The problem is that all connected TV platforms need content to thrive. Unfortunately for Google, ABC, NBC, CBS, Fox, and Hulu have all blocked Google TV from accessing their online video feeds, and there doesn’t seem much hope that they’ll change their minds anytime soon.
Not that Google is worried. Yet.
Making A Dumb TV Smart
Rather than bitching about the TV companies ruining the launch of Google TV, Google appears confident the mindset will change eventually. In the meantime, the company hopes enough content remains for Google TV to at least gain a foothold.
What Google has done is defend its position against the onslaught of criticism coming its way from the industry. According to NewTeeVee, Eric Schmidt addressed the issue at the Web 2.0 Summit, saying:
“They’ve accused us of trying to make a dumb TV smart. Yes, we’re guilty of that. There’s a fear that this enormous revenue stream is somehow going to be affected by all this Internet content… [But] we don’t want to create a situation where revenue goes to zero. TV is a big business, and… there are lots of new revenue sources there.”
Isn’t it amazing that trying to improve on something, making a dumb box in the corner smart, is seen as a bad thing? I know the TV industry has to protect itself but doing so in this way merely shows it up as being scared and very, very short-sighted.

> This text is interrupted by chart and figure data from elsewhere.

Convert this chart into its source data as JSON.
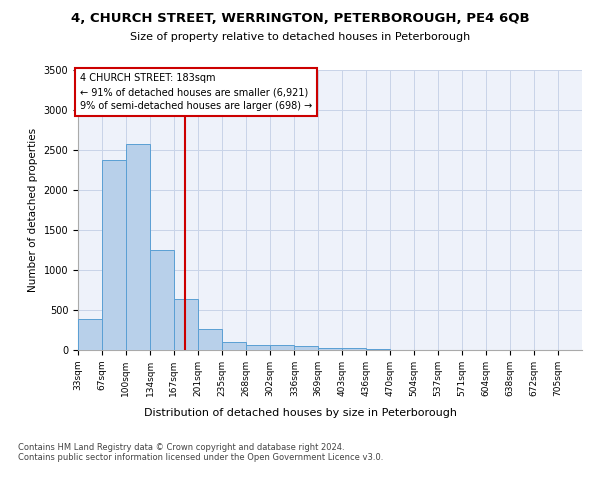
{
  "title1": "4, CHURCH STREET, WERRINGTON, PETERBOROUGH, PE4 6QB",
  "title2": "Size of property relative to detached houses in Peterborough",
  "xlabel": "Distribution of detached houses by size in Peterborough",
  "ylabel": "Number of detached properties",
  "footnote": "Contains HM Land Registry data © Crown copyright and database right 2024.\nContains public sector information licensed under the Open Government Licence v3.0.",
  "bin_labels": [
    "33sqm",
    "67sqm",
    "100sqm",
    "134sqm",
    "167sqm",
    "201sqm",
    "235sqm",
    "268sqm",
    "302sqm",
    "336sqm",
    "369sqm",
    "403sqm",
    "436sqm",
    "470sqm",
    "504sqm",
    "537sqm",
    "571sqm",
    "604sqm",
    "638sqm",
    "672sqm",
    "705sqm"
  ],
  "bar_values": [
    390,
    2380,
    2580,
    1250,
    640,
    260,
    100,
    60,
    60,
    50,
    30,
    20,
    10,
    5,
    5,
    3,
    2,
    2,
    1,
    1,
    1
  ],
  "bar_color": "#b8d0ea",
  "bar_edge_color": "#5a9fd4",
  "vline_x": 183,
  "vline_color": "#cc0000",
  "annotation_line1": "4 CHURCH STREET: 183sqm",
  "annotation_line2": "← 91% of detached houses are smaller (6,921)",
  "annotation_line3": "9% of semi-detached houses are larger (698) →",
  "annotation_box_edgecolor": "#cc0000",
  "grid_color": "#c8d4e8",
  "background_color": "#e8eef8",
  "plot_bg_color": "#eef2fa",
  "ylim": [
    0,
    3500
  ],
  "yticks": [
    0,
    500,
    1000,
    1500,
    2000,
    2500,
    3000,
    3500
  ],
  "bin_edges": [
    33,
    67,
    100,
    134,
    167,
    201,
    235,
    268,
    302,
    336,
    369,
    403,
    436,
    470,
    504,
    537,
    571,
    604,
    638,
    672,
    705,
    739
  ],
  "title1_fontsize": 9.5,
  "title2_fontsize": 8,
  "ylabel_fontsize": 7.5,
  "xlabel_fontsize": 8,
  "tick_fontsize": 6.5,
  "footnote_fontsize": 6
}
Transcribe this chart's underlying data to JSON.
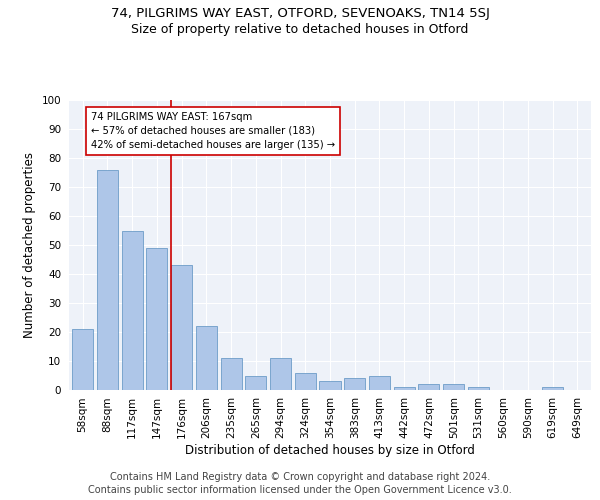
{
  "title_line1": "74, PILGRIMS WAY EAST, OTFORD, SEVENOAKS, TN14 5SJ",
  "title_line2": "Size of property relative to detached houses in Otford",
  "xlabel": "Distribution of detached houses by size in Otford",
  "ylabel": "Number of detached properties",
  "categories": [
    "58sqm",
    "88sqm",
    "117sqm",
    "147sqm",
    "176sqm",
    "206sqm",
    "235sqm",
    "265sqm",
    "294sqm",
    "324sqm",
    "354sqm",
    "383sqm",
    "413sqm",
    "442sqm",
    "472sqm",
    "501sqm",
    "531sqm",
    "560sqm",
    "590sqm",
    "619sqm",
    "649sqm"
  ],
  "values": [
    21,
    76,
    55,
    49,
    43,
    22,
    11,
    5,
    11,
    6,
    3,
    4,
    5,
    1,
    2,
    2,
    1,
    0,
    0,
    1,
    0
  ],
  "bar_color": "#aec6e8",
  "bar_edge_color": "#5a8fc0",
  "vline_x_index": 4,
  "vline_color": "#cc0000",
  "annotation_text": "74 PILGRIMS WAY EAST: 167sqm\n← 57% of detached houses are smaller (183)\n42% of semi-detached houses are larger (135) →",
  "annotation_box_color": "#ffffff",
  "annotation_box_edge": "#cc0000",
  "ylim": [
    0,
    100
  ],
  "yticks": [
    0,
    10,
    20,
    30,
    40,
    50,
    60,
    70,
    80,
    90,
    100
  ],
  "footer_line1": "Contains HM Land Registry data © Crown copyright and database right 2024.",
  "footer_line2": "Contains public sector information licensed under the Open Government Licence v3.0.",
  "bg_color": "#eef2f9",
  "grid_color": "#ffffff",
  "title_fontsize": 9.5,
  "subtitle_fontsize": 9,
  "label_fontsize": 8.5,
  "tick_fontsize": 7.5,
  "footer_fontsize": 7
}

What Schmidt says is so true. There will obviously be a difficult period of adjustment, but it’s not as though Google TV and the other connected platforms are completely removing the industry’s ability to make money. It’s just that the methods for doing so are going to have to change.
At the moment it seems the TV networks are making the same mistake the record labels previously made: attempting to hold on to a business model that no longer works in the digital age. Sad, really.